As I thought more about it, perhaps there were other factors. It was the first time Buckshot and I had ridden alone at the reining arena, and the first time we were alone as we walked back to the barn. New experiences for him. It was the first time we had ever encountered anyone walking toward us on the road from that direction. The road was dark and shadowy and hard for me to see. The poodles are big dogs and they looked like big animals. So it was the first time a big pack of unknown beings were coming down the road, in our direction. I had asked a lot of Buckshot just before this happened and maybe his confidence wasn’t very high. So dealing with a scary pack of unknown beings – well, he just couldn’t. He panicked. Thank goodness they left and he finally listened to me, and finally we got home safely.

So, I can’t forget that although 95% of the time, Buckshot is a calm, reliable, unspooky, older horse, he can still spook, and he can still panic. I’ll continue to trust my judgment that sometimes it is best to dismount, and I’ll do that. And I have to remember that there are still some things he hasn’t encountered, that I may have to train him through, and be patient with him about. Anyway, that was our Monday ride. Wow, and whew.

Hope you had a better Labor Day!


Grey Horse Matters said...

Glad it all worked out for both of you. Buckshot may be older and calmer but there is no such thing as a bombproof horse so it's always best to be aware of potential spooky situations . I think It was smart of you to get off when you did.

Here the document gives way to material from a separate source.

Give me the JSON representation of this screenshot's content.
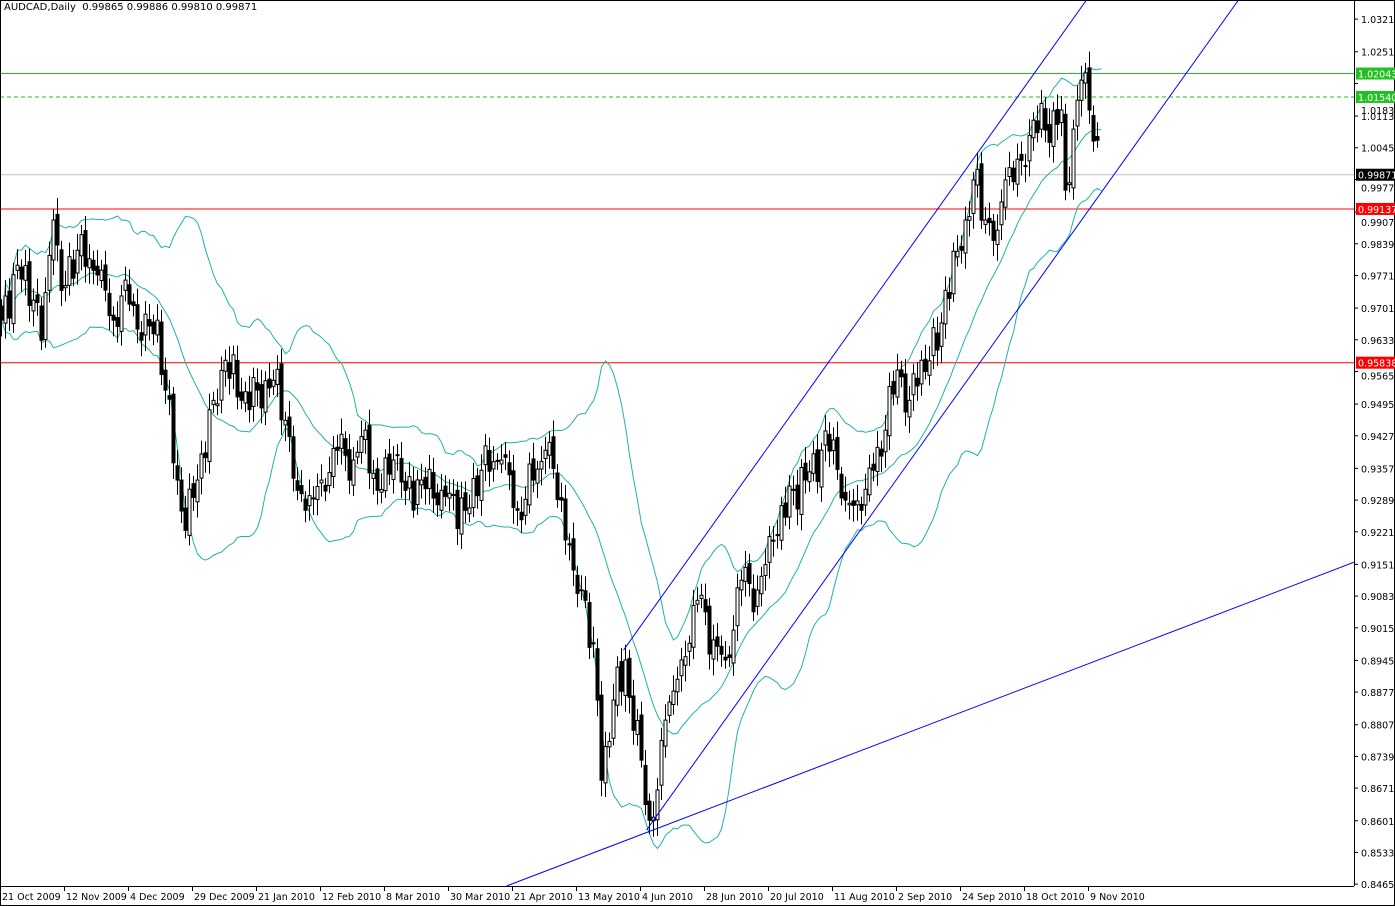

Laughing Orca Ranch said...

Whew! I'm glad you or Buckshot weren't hurt! Probably a good idea that you dismounted, but I wonder if you would have talked with the walkers and they conversed back to you, if it would have helped reassure him?
My mare and I often come upon hikers, mountain bikers, dirt bikes on our mountain trails..and sometimes even packs of Boy Scouts. They usually move off the trail and into the spooky shadows, which is the polite thing to do, but them my mare can't figure out who and what their intentions are. I always talk to anyone that we encounter and ask them to reply back, so my horse realizes they are human and not out to attack her.
My mare is always alert, but instantly calms when she hears their voice.